"No dia 15 de Maio de 1968, Eusébio marcou à Juventus um dos golos mais fantásticos da sua carreira. Tempo de o recordar agora que a equipa de Turim perdeu mais uma final da Taça dos Campeões.
Chamam-lhe a Velha Senhora. O nome tem algo de sinistro, convenhamos. Uma imagem soturna, escura, bafienta.
Com a riqueza própria dos grandes de Itália.
A Juventus perdeu a final da Liga dos Campeões - a sua sétima final dos campeões perdida em nove presenças - e voltou às manchetes dos jornais. Cristiano Ronaldo, com dois golos, foi um pesadelo para os italianos. Um pesadelo português.
Já houvera outro. Há quase cinquenta anos.
Chamou-se Eusébio da Silva Ferreira.
Em 1968, a Juventus cruza-se com o Benfica nas meias-finais da Taça dos Campeões. Em Lisboa, no dia 9 de Maio, vitória por 2-0, golos de Torres e Eusébio.
Em Turim, no dia 15 de Maio, segunda mão. Eusébio marca um dos golos mais espantosos da sua carreira. Ao minuto 69 há um livre contra a Juventus. Muito, muito longe da baliza, quase no meio-campo. O resultado está ainda em 0-0. Eusébio conta: «Comecei a tomar balanço, muito balanço mesmo, e reparo que, no público, há pessoas a rir, incrédulas. Não acreditavam que eu fosse chutar de tão longe assim. Deviam julgar-me doido. Corri para a bola, chutei com toda a força e ela entrou como uma bala na baliza italiana, sem hipóteses para o guarda-redes. Tiveram de engolir a risota. Foi dos golos que mais gozo me deram marcar».
Favalli, jogador da Juventus, diria no fim do jogo: «Quem tem Eusébio, tem a vitória. Jogar contra uma equipa que tem Eusébio é um caso sério. O golo que marcou é um autêntico fenómeno!»
O Benfica apurava-se para a sua quinta final da Taça dos Campeões. Para Eusébio seria a última. E conta: «Contra a Juventus, joguei com um joelho bloqueado, andei todo o tempo no campo a arrastar a perna que não podia dobrar, e ainda fiz o golo da vitória com um pontapé de quarenta metros. Quando acabou o jogo, o joelho parecia um balão!»
É bom ler os mestres. É importante ler os mestres
Mário Zambujal, em Turim, nesse ano de 1968.
«O zero-zero começou a avultar como hipótese de desfecho. Mas havia lá um jogador de nome Eusébio. E houve um livre, aí a uns vinte e cinco, trinta metros da baliza de Anzolin. Os italianos fizeram barreira, mas nem eles nem o keeper puderam fazer mais do que olhar, desoladamente, a bola dentro da baliza».
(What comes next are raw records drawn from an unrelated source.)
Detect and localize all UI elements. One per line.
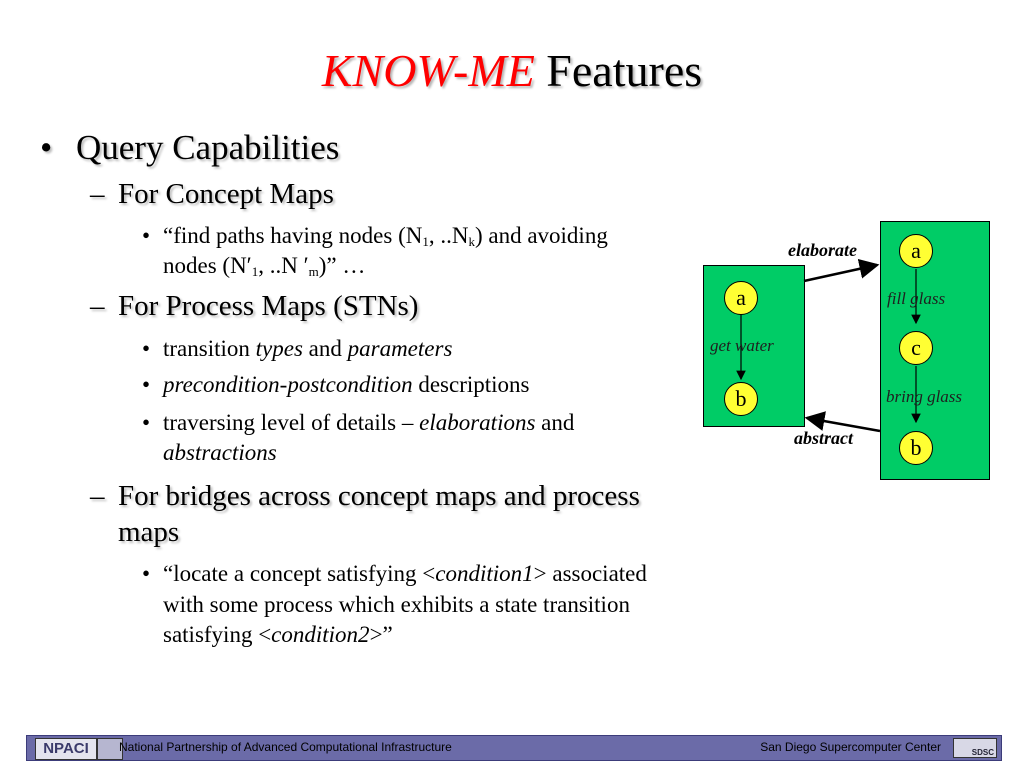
concept-maps-heading: For Concept Maps <box>118 178 334 210</box>
bridges-item-line2: with some process which exhibits a state… <box>163 592 630 617</box>
process-item3-line2: abstractions <box>163 440 277 465</box>
footer-left-text: National Partnership of Advanced Computa… <box>119 740 452 754</box>
bullet-query-marker: • <box>40 128 53 167</box>
node-b-left: b <box>724 382 758 416</box>
footer-bar: NPACI National Partnership of Advanced C… <box>26 735 1002 761</box>
dash-concept-maps: – <box>90 178 105 210</box>
process-maps-heading: For Process Maps (STNs) <box>118 290 419 322</box>
label-abstract: abstract <box>794 428 854 448</box>
node-b-right: b <box>899 431 933 465</box>
concept-item-line2: nodes (N′1, ..N ′m)” … <box>163 253 366 279</box>
label-get-water: get water <box>710 336 774 355</box>
node-a-left: a <box>724 281 758 315</box>
label-bring-glass: bring glass <box>886 387 963 406</box>
process-item1-text: transition types and parameters <box>163 336 453 361</box>
process-item3-line1: traversing level of details – elaboratio… <box>163 410 575 435</box>
process-item1-bullet: • <box>142 336 151 361</box>
label-elaborate: elaborate <box>788 240 857 260</box>
npaci-logo: NPACI <box>35 738 97 760</box>
label-fill-glass: fill glass <box>887 289 946 308</box>
slide-title: KNOW-ME Features <box>0 44 1024 97</box>
process-box-right <box>880 221 990 480</box>
sdsc-logo: SDSC <box>953 738 997 758</box>
process-item2-text: precondition-postcondition descriptions <box>163 372 530 397</box>
npaci-logo-mark <box>97 738 123 760</box>
footer-right-text: San Diego Supercomputer Center <box>760 740 941 754</box>
title-highlight: KNOW-ME <box>321 45 535 96</box>
dash-bridges: – <box>90 480 105 512</box>
node-a-right: a <box>899 234 933 268</box>
bridges-item-line3: satisfying <condition2>” <box>163 622 393 647</box>
concept-item-line1: “find paths having nodes (N1, ..Nk) and … <box>163 223 608 249</box>
process-item3-bullet: • <box>142 410 151 435</box>
concept-item-bullet: • <box>142 223 151 248</box>
bridges-heading-line2: maps <box>118 516 180 548</box>
bullet-query-text: Query Capabilities <box>76 128 340 167</box>
title-rest: Features <box>534 45 703 96</box>
dash-process-maps: – <box>90 290 105 322</box>
bridges-heading-line1: For bridges across concept maps and proc… <box>118 480 640 512</box>
bridges-item-bullet: • <box>142 561 151 586</box>
node-c-right: c <box>899 331 933 365</box>
elaborate-arrow <box>803 258 880 283</box>
process-item2-bullet: • <box>142 372 151 397</box>
bridges-item-line1: “locate a concept satisfying <condition1… <box>163 561 647 586</box>
abstract-arrow <box>804 411 881 433</box>
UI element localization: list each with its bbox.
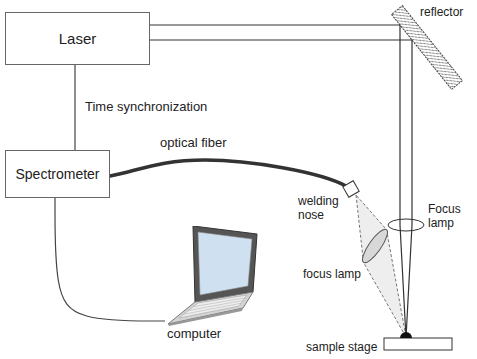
part-label: optical fiber [160, 136, 226, 151]
sample-stage [384, 338, 452, 350]
optical-fiber [110, 160, 346, 186]
label-text: welding nose [298, 194, 339, 222]
laser-beam [150, 40, 412, 338]
part-label: welding nose [298, 195, 344, 223]
device-label: computer [165, 326, 266, 341]
focus-lens [359, 226, 392, 266]
part-label: reflector [420, 6, 463, 20]
focus-lens [388, 219, 424, 231]
part-label: sample stage [306, 341, 377, 355]
laser-beam [150, 25, 406, 338]
laptop-drawing [165, 226, 260, 326]
label-text: Focus lamp [428, 202, 461, 230]
spectrometer-box: Spectrometer [5, 150, 110, 198]
computer-icon: computer [165, 226, 266, 341]
plasma-spot [400, 332, 412, 338]
connector-line [55, 198, 165, 321]
collection-cone [356, 195, 406, 337]
label-text: optical fiber [160, 135, 226, 150]
part-label: Focus lamp [428, 203, 464, 231]
box-label: Laser [59, 30, 97, 47]
connector-line [74, 65, 75, 150]
part-label: focus lamp [303, 268, 361, 282]
laser-box: Laser [5, 12, 150, 65]
label-text: focus lamp [303, 267, 361, 281]
box-label: Spectrometer [15, 166, 99, 182]
welding-nose [343, 181, 359, 197]
label-text: sample stage [306, 340, 377, 354]
connector-label-text: Time synchronization [85, 99, 207, 114]
reflector-mirror [391, 6, 462, 90]
label-text: reflector [420, 5, 463, 19]
connector-label: Time synchronization [85, 100, 207, 115]
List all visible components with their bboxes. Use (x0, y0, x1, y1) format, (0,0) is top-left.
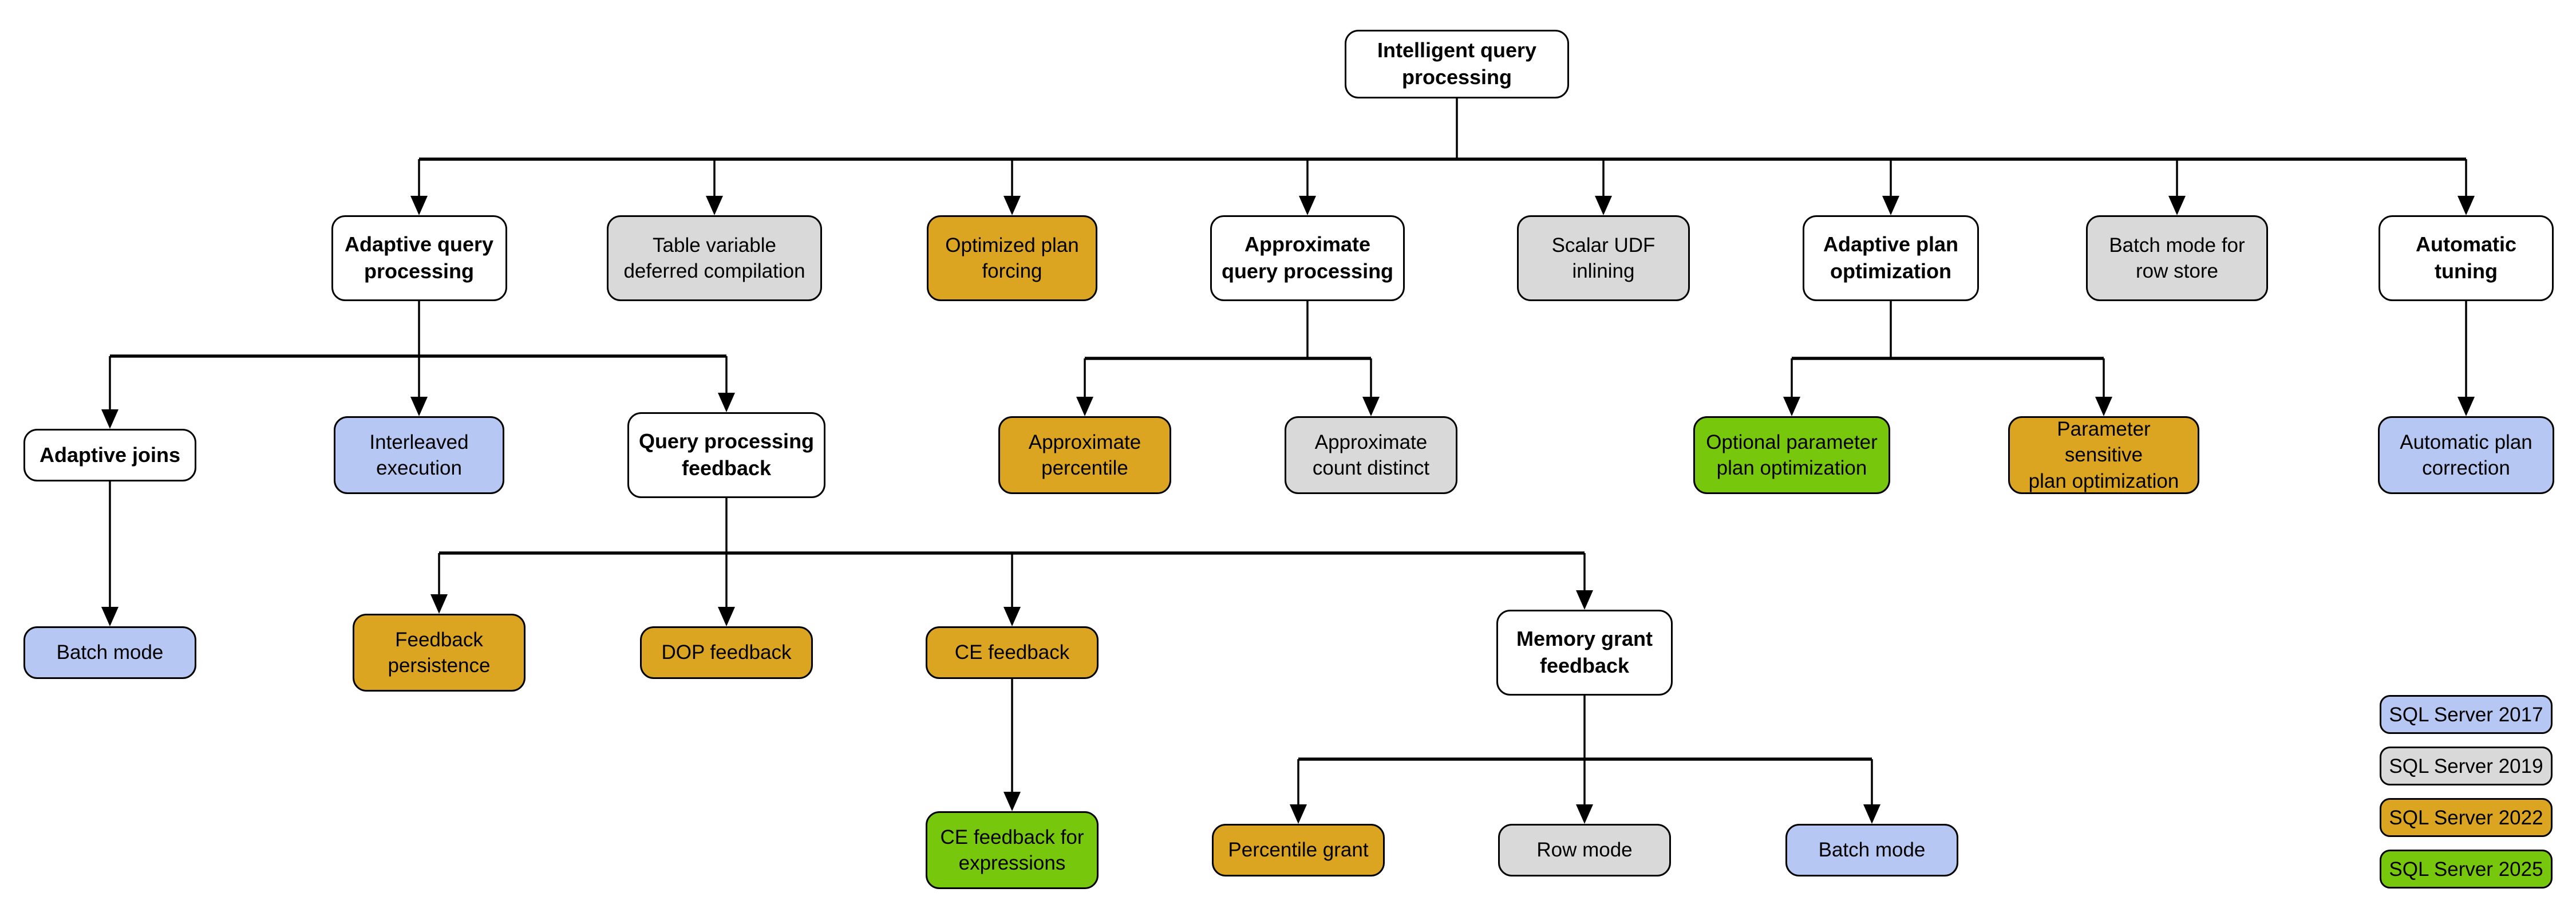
legend-item-2019: SQL Server 2019 (2380, 747, 2553, 785)
node-dop-feedback: DOP feedback (640, 626, 813, 679)
node-ce-feedback-for-expressions: CE feedback for expressions (926, 811, 1099, 889)
node-query-processing-feedback: Query processing feedback (627, 412, 825, 498)
node-feedback-persistence: Feedback persistence (353, 614, 526, 692)
node-table-variable-deferred-compilation: Table variable deferred compilation (607, 215, 822, 301)
node-row-mode: Row mode (1498, 824, 1671, 876)
node-adaptive-plan-optimization: Adaptive plan optimization (1803, 215, 1979, 301)
arrow-head (410, 397, 428, 416)
arrow-head (1576, 804, 1593, 824)
node-optimized-plan-forcing: Optimized plan forcing (927, 215, 1097, 301)
arrow-head (1882, 196, 1899, 215)
arrow-head (1863, 804, 1880, 824)
legend-item-2022: SQL Server 2022 (2380, 798, 2553, 837)
arrow-head (1595, 196, 1612, 215)
legend-item-2025: SQL Server 2025 (2380, 850, 2553, 889)
node-batch-mode-adaptive-joins: Batch mode (23, 626, 196, 679)
arrow-head (101, 409, 118, 429)
arrow-head (1003, 792, 1021, 811)
arrow-head (1003, 607, 1021, 626)
node-automatic-tuning: Automatic tuning (2379, 215, 2554, 301)
arrow-head (1576, 590, 1593, 610)
arrow-head (1076, 397, 1093, 416)
arrow-head (430, 594, 448, 614)
node-scalar-udf-inlining: Scalar UDF inlining (1517, 215, 1690, 301)
arrow-head (1299, 196, 1316, 215)
node-batch-mode-for-row-store: Batch mode for row store (2086, 215, 2268, 301)
node-intelligent-query-processing: Intelligent query processing (1345, 30, 1569, 98)
arrow-head (1783, 397, 1800, 416)
legend-item-2017: SQL Server 2017 (2380, 695, 2553, 734)
node-batch-mode-memory-grant: Batch mode (1785, 824, 1958, 876)
node-adaptive-joins: Adaptive joins (23, 429, 196, 481)
arrow-head (2458, 397, 2475, 416)
node-memory-grant-feedback: Memory grant feedback (1496, 610, 1673, 696)
arrow-head (410, 196, 428, 215)
arrow-head (2168, 196, 2186, 215)
node-ce-feedback: CE feedback (926, 626, 1099, 679)
node-optional-parameter-plan-optimization: Optional parameter plan optimization (1693, 416, 1890, 494)
arrow-head (2458, 196, 2475, 215)
arrow-head (1003, 196, 1021, 215)
arrow-head (718, 393, 735, 412)
arrow-head (1290, 804, 1307, 824)
arrow-head (2095, 397, 2112, 416)
arrow-head (1362, 397, 1380, 416)
node-parameter-sensitive-plan-optimization: Parameter sensitive plan optimization (2008, 416, 2199, 494)
node-adaptive-query-processing: Adaptive query processing (331, 215, 507, 301)
node-approximate-percentile: Approximate percentile (998, 416, 1171, 494)
arrow-head (706, 196, 723, 215)
node-approximate-count-distinct: Approximate count distinct (1285, 416, 1457, 494)
arrow-head (101, 607, 118, 626)
node-approximate-query-processing: Approximate query processing (1210, 215, 1405, 301)
node-automatic-plan-correction: Automatic plan correction (2378, 416, 2554, 494)
arrow-head (718, 607, 735, 626)
node-interleaved-execution: Interleaved execution (334, 416, 504, 494)
node-percentile-grant: Percentile grant (1212, 824, 1385, 876)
Roberto Anzolin, guarda-redes, nove épocas de Juventus: «Não me considero culpado no golo. Nem eu nem os meus companheiros que fizeram a barreira. Não houve culpados. Apenas o mérito de Eusébio».
O estádio emudeceu.
Eusébio era, também, rei de Turim.
«O Benfica atinge a sua quinta final da Taça dos Campeões nos últimos oito anos», ia escrevendo Mário Zambujal. «E já um marco de glória, que se consumou nesta jornada de Turim, mas cremos que está ao alcance da formação rubra uma glória maior».
Não esteve
Derrota em Wembley, na final, frente ao Manchester United, 1-4 após prolongamento. Com Eusébio a falhar, no minuto 89, um lance isolado frente a Stephney.
O joelho. O maldito joelho. Inchado. Doloroso.
Voltemos a Turim, por mais umas linhas: «Eusébio estava proibido de rematar. Bergellino, sempre, a Sacco, muitas vezes, perseguiam-no e travavam-no impiedosamente logo que o e extraordinário rematador se propunha mostrar a força do seu disparo. Acabaria por chegar o tal livre, e Eusébio, que foi, acima de tudo, um formidável jogador de equipa, fez, uma vez mais, o resultado de um jogo...»
Em Wembley, a perseguição voltaria a ser impiedosa.
Nobby Stiles, que já na meia-final do Campeonato do Mundo de 1966 o tratara miseravelmente, voltou a caçar Eusébio às patadas pelo campo todo.
Dessa vez, no entanto, não houve um livre.
Nem mesmo a trinta ou quarenta metros, essa distância impossível para quem não é Eusébio.
Por isso só houve um Eusébio da Silva Ferreira.
Ficou para sempre na memória da Velha Senhora."